南に富士を仰ぎ、甲府盆地を一望する眺望を表し、登って美しい丘と書いて「登美の丘」。
登美の丘ワイナリーに来場されるお客様とお話していると、「さすがにサントリーさんらしく、“登美の丘”って、いい名前をつけましたね」と言っていただけることが、よくあります。
2001年4月に「サントリー山梨ワイナリー」から「サントリー登美の丘ワイナリー」に名称変更しましたが、その時に担当者がひねり出したネーミングかのように思われる方もおられます。
確かに、出来過ぎた名前かも知れません。
でも、決してサントリーが勝手に名づけたネーミングなのではなく、この土地は「登美村」と呼ばれ、この地の名前だったのです。

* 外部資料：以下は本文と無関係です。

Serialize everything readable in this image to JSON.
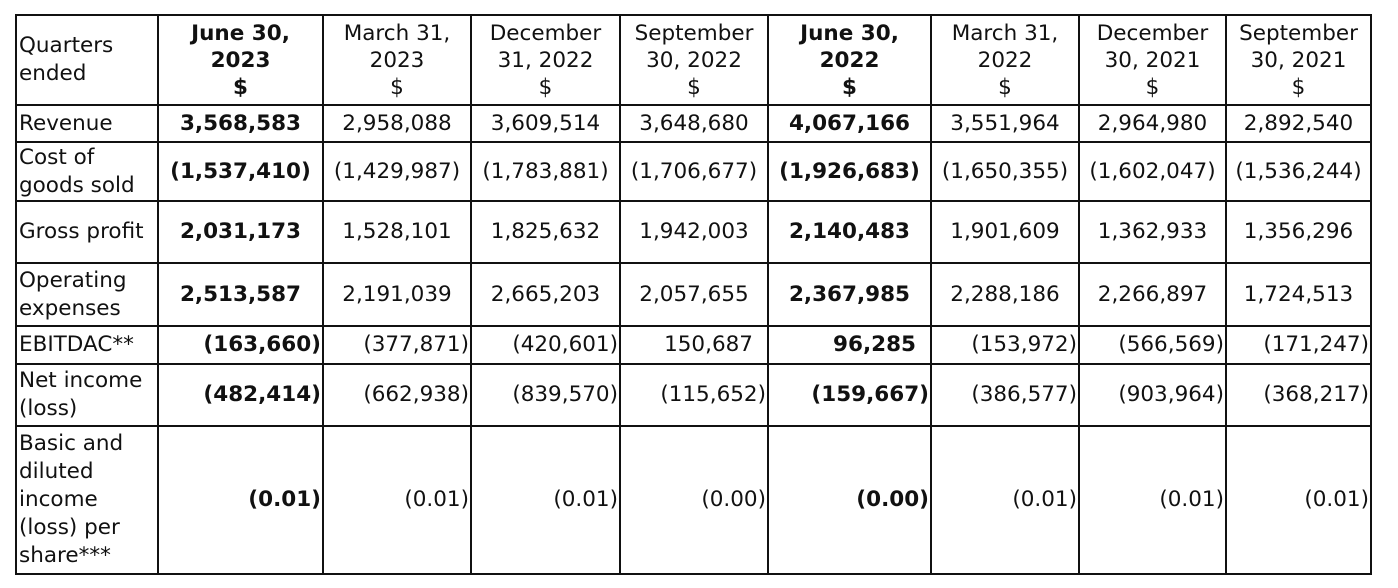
{
  "header": {
    "label": "Quarters ended",
    "columns": [
      {
        "date": "June 30, 2023",
        "unit": "$",
        "bold": true
      },
      {
        "date": "March 31, 2023",
        "unit": "$",
        "bold": false
      },
      {
        "date": "December 31, 2022",
        "unit": "$",
        "bold": false
      },
      {
        "date": "September 30, 2022",
        "unit": "$",
        "bold": false
      },
      {
        "date": "June 30, 2022",
        "unit": "$",
        "bold": true
      },
      {
        "date": "March 31, 2022",
        "unit": "$",
        "bold": false
      },
      {
        "date": "December 30, 2021",
        "unit": "$",
        "bold": false
      },
      {
        "date": "September 30, 2021",
        "unit": "$",
        "bold": false
      }
    ]
  },
  "rows": [
    {
      "label": "Revenue",
      "style": "num",
      "values": [
        "3,568,583",
        "2,958,088",
        "3,609,514",
        "3,648,680",
        "4,067,166",
        "3,551,964",
        "2,964,980",
        "2,892,540"
      ]
    },
    {
      "label": "Cost of goods sold",
      "style": "num",
      "values": [
        "(1,537,410)",
        "(1,429,987)",
        "(1,783,881)",
        "(1,706,677)",
        "(1,926,683)",
        "(1,650,355)",
        "(1,602,047)",
        "(1,536,244)"
      ]
    },
    {
      "label": "Gross profit",
      "style": "num",
      "values": [
        "2,031,173",
        "1,528,101",
        "1,825,632",
        "1,942,003",
        "2,140,483",
        "1,901,609",
        "1,362,933",
        "1,356,296"
      ]
    },
    {
      "label": "Operating expenses",
      "style": "num",
      "values": [
        "2,513,587",
        "2,191,039",
        "2,665,203",
        "2,057,655",
        "2,367,985",
        "2,288,186",
        "2,266,897",
        "1,724,513"
      ]
    },
    {
      "label": "EBITDAC**",
      "style": "right",
      "values": [
        "(163,660)",
        "(377,871)",
        "(420,601)",
        "150,687",
        "96,285",
        "(153,972)",
        "(566,569)",
        "(171,247)"
      ]
    },
    {
      "label": "Net income (loss)",
      "style": "right",
      "values": [
        "(482,414)",
        "(662,938)",
        "(839,570)",
        "(115,652)",
        "(159,667)",
        "(386,577)",
        "(903,964)",
        "(368,217)"
      ]
    },
    {
      "label": "Basic and diluted income (loss) per share***",
      "style": "right",
      "values": [
        "(0.01)",
        "(0.01)",
        "(0.01)",
        "(0.00)",
        "(0.00)",
        "(0.01)",
        "(0.01)",
        "(0.01)"
      ]
    }
  ]
}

担当者は「山梨」という非常に大きなくくりではなく、ワインづくりに取り組むこの土地にもっとスポットを当てて表現したワイナリーの名前にしたいと考えたに過ぎません。
なので、登美の丘ワイナリーの周辺には、登美村だった頃をしのばせる形跡が見られます。ワイナリーに最も近い派出所の名前は「登美駐在所」です。駐在さんが明治の頃からこの地の人々の生活をまもってくれていたのでしょう。
また、甲府駅の北側の甲府城(舞鶴城)の山手御門から西に伸びる「山手通り」は韮崎にむけての幹線道路ですが、そのバスの停留所には、ワイナリーに近づくにつれて「登美仲宿」「登美上宿」「登美」という名前が続きます。
ちょっと離れますが、「登美団地」という交差点もあります。
明治8年、もともとこの地域の竜地村・大垈村・団子新居村・菖蒲沢村という村々が寄り合い、その新しい村の名前をつけようとした際に、富士が見える景観から「富士見村」にしたいと申請したそうですが、その時には既に、今の笛吹市の石和近くの村が「富士見村」という名前で先に登録してしまっていたがために申請は却下され、村人たちがもう一度、この自分たちの新しい村の名前を考えて「登美」という名前にしたとのことです。(上野晴朗著「日本ワイン文化の源流」より)
ここが大きな歴史的なポイントだったのではないでしょうか。
あっさりと「富士見村」という名前で登録されていたら、きっと「登美」という、この土地を表す素晴らしい名前は生まれなかったのではないかと思います。
この「登美」という名前を考えた当時の方に感謝したい気持ちでいっぱいです。
そして、この登美村の小高い丘陵地を1909年に入手した小山新助が、日本でのぶどうづくり・ワインづくりを目指して「小山開墾事務所」を開設し、ドイツからワイン技師ハインリッヒ・ハム氏を招聘した頃、その当時の残された写真にも、確かに3行目に「Tomimura(Japan)」という表記が見られます。
1958年の頃の「寿屋山梨農場」から撮影された甲府盆地の風景を見ると、非常にのどかな田園風景が広がっています。「登美」という名前にふさわしく、ひときわ高く美しい富士山が凛々しくそびえている姿を見て、傾斜のきついこの丘陵地を歩いて登ってきた人々の疲れを癒したという話も聞いた事があります。
2016年の「サントリー登美の丘ワイナリー」からの景観は、甲府盆地の隆盛の変化を物語っていますが、雄大な富士や山々は昔も今も変わりません。
ぶどうづくり・ワインづくりのスタイルも変わってきていますが、この地で美味しいワインをつくりたいという情熱は今も変わりません。
1909年の開設以来、ここ登美の丘で脈々と受け継いできたぶどうづくり・ワインづくりの取り組みを、この土地の自然に由来するこの土地の個性を、「登美の丘」という名前のワインに集約させました。
登って美しい丘と書いて「登美の丘」。
南に富士を仰ぎ、甲府盆地を一望する、日照に恵まれたこの美しい丘の名に恥じないワインづくりに我々はこれからも取り組んでまいります。